Wednesday, 21 October 2009

Bits of Belfast - Part 4 - Belfast City Hall

Belfast City Hall Oct 20th 2009The shortening daylight hours are quickly becoming a lot more noticeable and if Usain Bolt has found himself trying to beat the progression of the seasons to a finishing temperature, he best get a move on because it isn’t hanging around. With the leave’s falling off the trees, the first of this year’s Christmas decorations were being placed on Belfast City Hall over the last two days. It’s external redecoration co-in siding with it it’s reopening to the public after almost 2 years of refurbishment.

Part of the refurbishment is a cafe open to the public. The council ran a public vote to see what it should be named and of the choice of name put forward (all of which were related to the industrial/economic development of the city) it was the apt name of ‘Bobbin’ which won out and so this new coffee shop called the Bobbin Coffee Shop is now open and for the passerby to 'bob in' and have a warming brew. I have to admit; I’ve not made it in myself yet but have heard good things from those who have. Besides the improved functionality and intended use of the City Hall here is the councils run down on the refurbishment works.

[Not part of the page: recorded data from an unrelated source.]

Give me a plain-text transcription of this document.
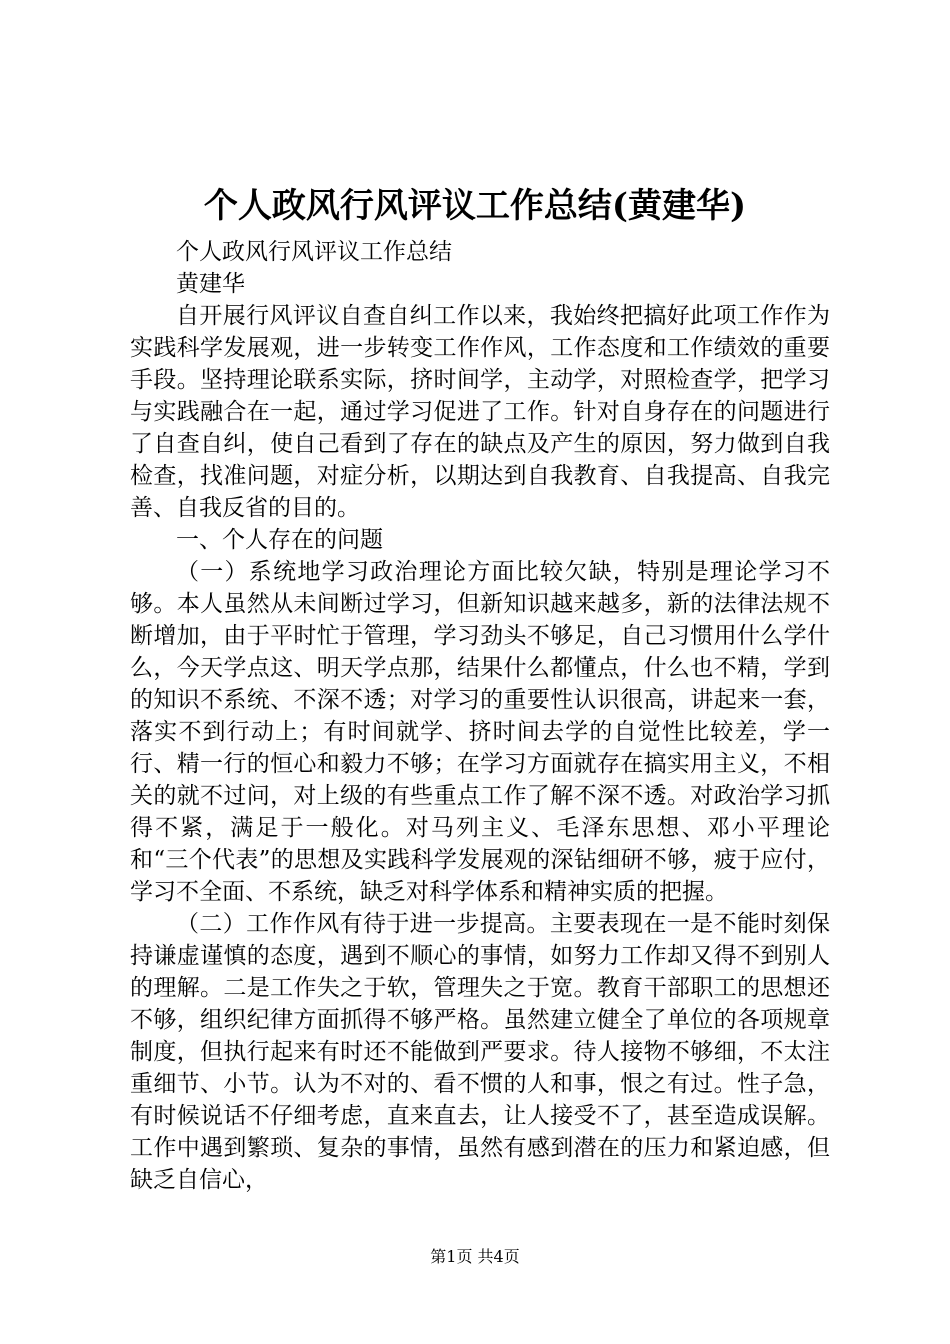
个人政风行风评议工作总结(黄建华)

个人政风行风评议工作总结

黄建华

自开展行风评议自查自纠工作以来，我始终把搞好此项工作作为实践科学发展观，进一步转变工作作风，工作态度和工作绩效的重要手段。坚持理论联系实际，挤时间学，主动学，对照检查学，把学习与实践融合在一起，通过学习促进了工作。针对自身存在的问题进行了自查自纠，使自己看到了存在的缺点及产生的原因，努力做到自我检查，找准问题，对症分析，以期达到自我教育、自我提高、自我完善、自我反省的目的。

一、个人存在的问题

（一）系统地学习政治理论方面比较欠缺，特别是理论学习不够。本人虽然从未间断过学习，但新知识越来越多，新的法律法规不断增加，由于平时忙于管理，学习劲头不够足，自己习惯用什么学什么，今天学点这、明天学点那，结果什么都懂点，什么也不精，学到的知识不系统、不深不透；对学习的重要性认识很高，讲起来一套，落实不到行动上；有时间就学、挤时间去学的自觉性比较差，学一行、精一行的恒心和毅力不够；在学习方面就存在搞实用主义，不相关的就不过问，对上级的有些重点工作了解不深不透。对政治学习抓得不紧，满足于一般化。对马列主义、毛泽东思想、邓小平理论和“三个代表”的思想及实践科学发展观的深钻细研不够，疲于应付，学习不全面、不系统，缺乏对科学体系和精神实质的把握。

（二）工作作风有待于进一步提高。主要表现在一是不能时刻保持谦虚谨慎的态度，遇到不顺心的事情，如努力工作却又得不到别人的理解。二是工作失之于软，管理失之于宽。教育干部职工的思想还不够，组织纪律方面抓得不够严格。虽然建立健全了单位的各项规章制度，但执行起来有时还不能做到严要求。待人接物不够细，不太注重细节、小节。认为不对的、看不惯的人和事，恨之有过。性子急，有时候说话不仔细考虑，直来直去，让人接受不了，甚至造成误解。工作中遇到繁琐、复杂的事情，虽然有感到潜在的压力和紧迫感，但缺乏自信心，

第1页 共4页
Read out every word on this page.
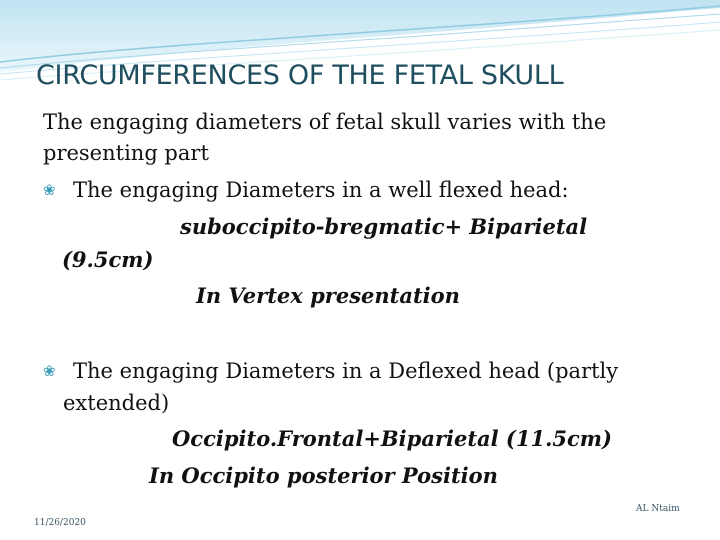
CIRCUMFERENCES OF THE FETAL SKULL
The engaging diameters of fetal skull varies with the
presenting part
❀ The engaging Diameters in a well flexed head:
suboccipito-bregmatic+ Biparietal
(9.5cm)
In Vertex presentation
❀ The engaging Diameters in a Deflexed head (partly
extended)
Occipito.Frontal+Biparietal (11.5cm)
In Occipito posterior Position
AL Ntaim
11/26/2020
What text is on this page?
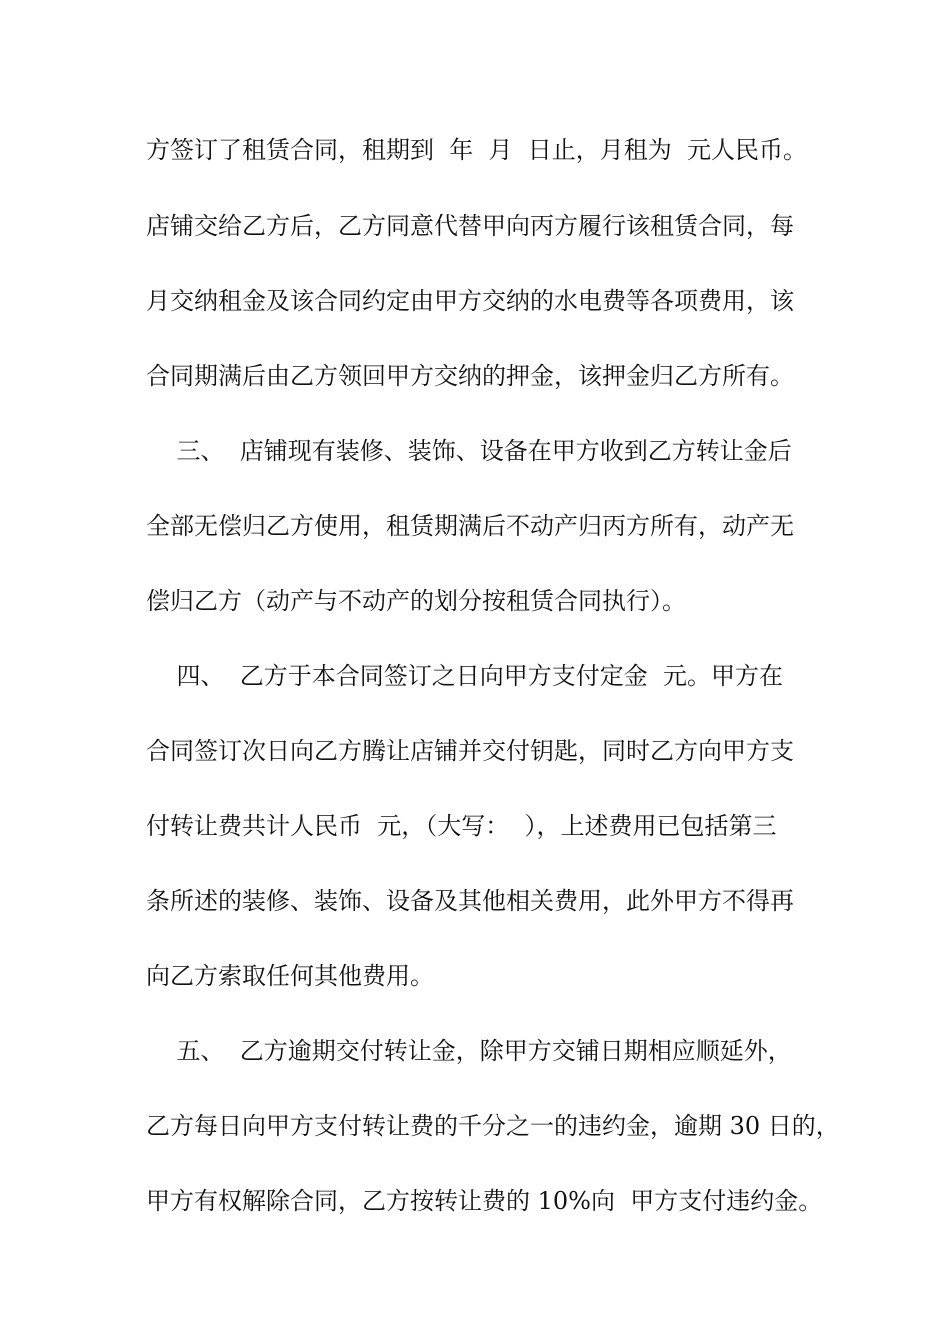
方签订了租赁合同，租期到  年  月  日止，月租为  元人民币。
店铺交给乙方后，乙方同意代替甲向丙方履行该租赁合同，每
月交纳租金及该合同约定由甲方交纳的水电费等各项费用，该
合同期满后由乙方领回甲方交纳的押金，该押金归乙方所有。
三、  店铺现有装修、装饰、设备在甲方收到乙方转让金后
全部无偿归乙方使用，租赁期满后不动产归丙方所有，动产无
偿归乙方（动产与不动产的划分按租赁合同执行）。
四、  乙方于本合同签订之日向甲方支付定金  元。甲方在
合同签订次日向乙方腾让店铺并交付钥匙，同时乙方向甲方支
付转让费共计人民币  元，（大写：  ），上述费用已包括第三
条所述的装修、装饰、设备及其他相关费用，此外甲方不得再
向乙方索取任何其他费用。
五、  乙方逾期交付转让金，除甲方交铺日期相应顺延外，
乙方每日向甲方支付转让费的千分之一的违约金，逾期 30 日的，
甲方有权解除合同，乙方按转让费的 10%向  甲方支付违约金。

So the Bobbin seems to be a name we might hear a lot in the future as Belfast City Hall does have a habit, for many of us who live and work in or around the city, as being a place we pass by an awful lot because it is seemingly the heart of Belfast. All roads might lead somewhere new but seemingly more so to this location than any other, roads in Belfast lead to City Hall. However you end up there, it’s probably only going to be a place to grab a bite to eat during lunch, the opening hours leave something to be desired. Monday – Friday, 9am - 4.30pm only (after the initial reopening celebrations).

The names popular in the vote for the coffee shop of ‘Bobbin’ and ‘White Linen’ seem very suitable because by all accounts, City Hall is where it is due to Belfast’s economically bright yet humanly gloomy industrial history. My curiosity of the history of Belfast got the better of me and I’ve recently been reading a book called Belfast – The Making of the City by J.C. Beckett et al. This book contains many photos and pictures from the past but most interesting to me was a map of Belfast of 187 years ago. On this map the River Lagan’s path is almost unrecognisable to today’s channel; the centre of town is dominated by High Street and the White Linen Hall, on the site of which that big impressive City Hall now sits, is on the edge of town to the South. The map depicted in the book shows the layout of the streets less than half a century after the completion of the White Linen Hall and within another ¾’s of a century the White Linen Hall, as a sign of the times and Belfast becoming a city, was being replaced by today’s City Hall. The location became a focal point through its importance to trade and is now the proud centre, however its development to a vibrant city.

Fittingly, this spectacle of a focal point, if only in passing, to so many of our days, is taking on the next stage of its civic role with a good dose of the past woven into its fabric. The start of a double dose of re-openings... soon to follow, the Ulster Museum on the 22nd of October.